The Pathways program builds on the Garrison Institute’s two decades of pioneering work exploring how morals, ethics, and insights from behavioral sciences inform how we meet environmental challenges. 

In 2003 we launched the Hudson River Project, a series of dialogues that brought scientists, spiritual leaders, and artists together to develop a common language of care for the river, the Hudson Valley region, and its biodiversity. Our Climate, Mind and Behavior (CMB) program, launched in 2008, drew on behavioral sciences to generate new thinking about behavior-driven climate solutions and propose ways of shifting environmentally impactful behaviors at scale.

Understanding mental models and frameworks that enable systems change and how they can be applied to shift behaviors has always been part of the Garrison Institute’s core expertise. Pathways draws on it to develop and disseminate mental models for promoting planetary health. To learn more, see our recent report on the 2020 Pathways to Planetary Health Symposium: Ethics in the Age of the Anthropocene.


In 2008, the Institute launched its Climate, Mind and Behavior program, integrating recent findings from the behavioral and social sciences, evolutionary theory, and psychology about the drivers of human behavior, in order to generate new thinking about behavioral-driven climate solutions. The program integrated contemplative traditions, academic research, and practical applications to propose ways of shifting environmentally impactful behaviors at scale. The Institute built networks of sustainability leaders in over 100 cities, many states, and several federal agencies, who continue to collaborate and apply these learnings, developing practical behavioral strategies for reducing energy consumption and GHG emissions.

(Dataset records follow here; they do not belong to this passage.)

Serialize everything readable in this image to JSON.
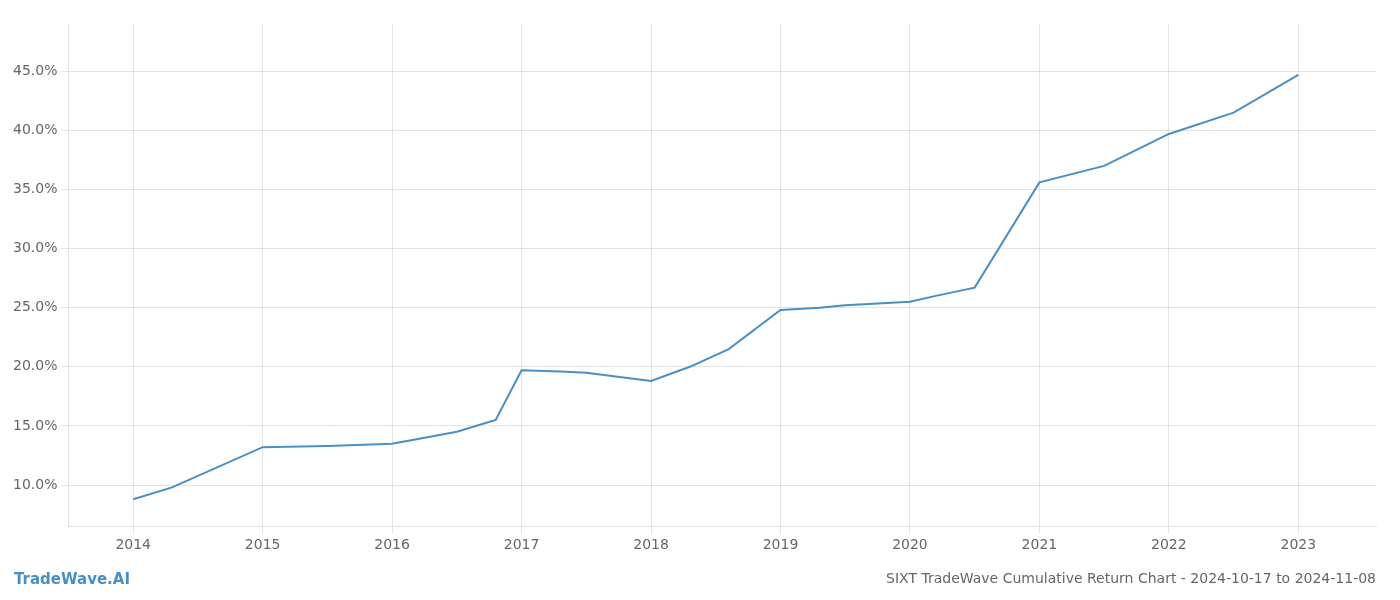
{
  "chart_data": {
    "type": "line",
    "title": "SIXT TradeWave Cumulative Return Chart - 2024-10-17 to 2024-11-08",
    "annotations": [
      "TradeWave.AI"
    ],
    "color": "#4a8fc4",
    "x": [
      2014,
      2014.3,
      2015,
      2015.5,
      2016,
      2016.5,
      2016.8,
      2017,
      2017.3,
      2017.5,
      2018,
      2018.3,
      2018.6,
      2019,
      2019.3,
      2019.5,
      2020,
      2020.2,
      2020.5,
      2021,
      2021.5,
      2022,
      2022.5,
      2023
    ],
    "values": [
      0.088,
      0.098,
      0.132,
      0.133,
      0.135,
      0.145,
      0.155,
      0.197,
      0.196,
      0.195,
      0.188,
      0.2,
      0.215,
      0.248,
      0.25,
      0.252,
      0.255,
      0.26,
      0.267,
      0.356,
      0.37,
      0.397,
      0.415,
      0.447
    ],
    "xlim": [
      2013.5,
      2023.6
    ],
    "ylim": [
      0.065,
      0.49
    ],
    "xticks": [
      2014,
      2015,
      2016,
      2017,
      2018,
      2019,
      2020,
      2021,
      2022,
      2023
    ],
    "yticks": [
      {
        "value": 0.1,
        "label": "10.0%"
      },
      {
        "value": 0.15,
        "label": "15.0%"
      },
      {
        "value": 0.2,
        "label": "20.0%"
      },
      {
        "value": 0.25,
        "label": "25.0%"
      },
      {
        "value": 0.3,
        "label": "30.0%"
      },
      {
        "value": 0.35,
        "label": "35.0%"
      },
      {
        "value": 0.4,
        "label": "40.0%"
      },
      {
        "value": 0.45,
        "label": "45.0%"
      }
    ],
    "grid": true
  }
}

In partnership with the Natural Resources Defense Council (NRDC), we developed a “behavioral wedge” model, identifying how personal actions and attitudinal shifts could curb energy consumption and reduce annual U.S. GHG emissions by a gigaton. Our partners continue to collaborate and apply CMB learnings today. CMB’s successor, the Garrison Institute Pathways to Planetary Health program, also applies them by developing new mental models and ethical frameworks for meeting environmental challenges.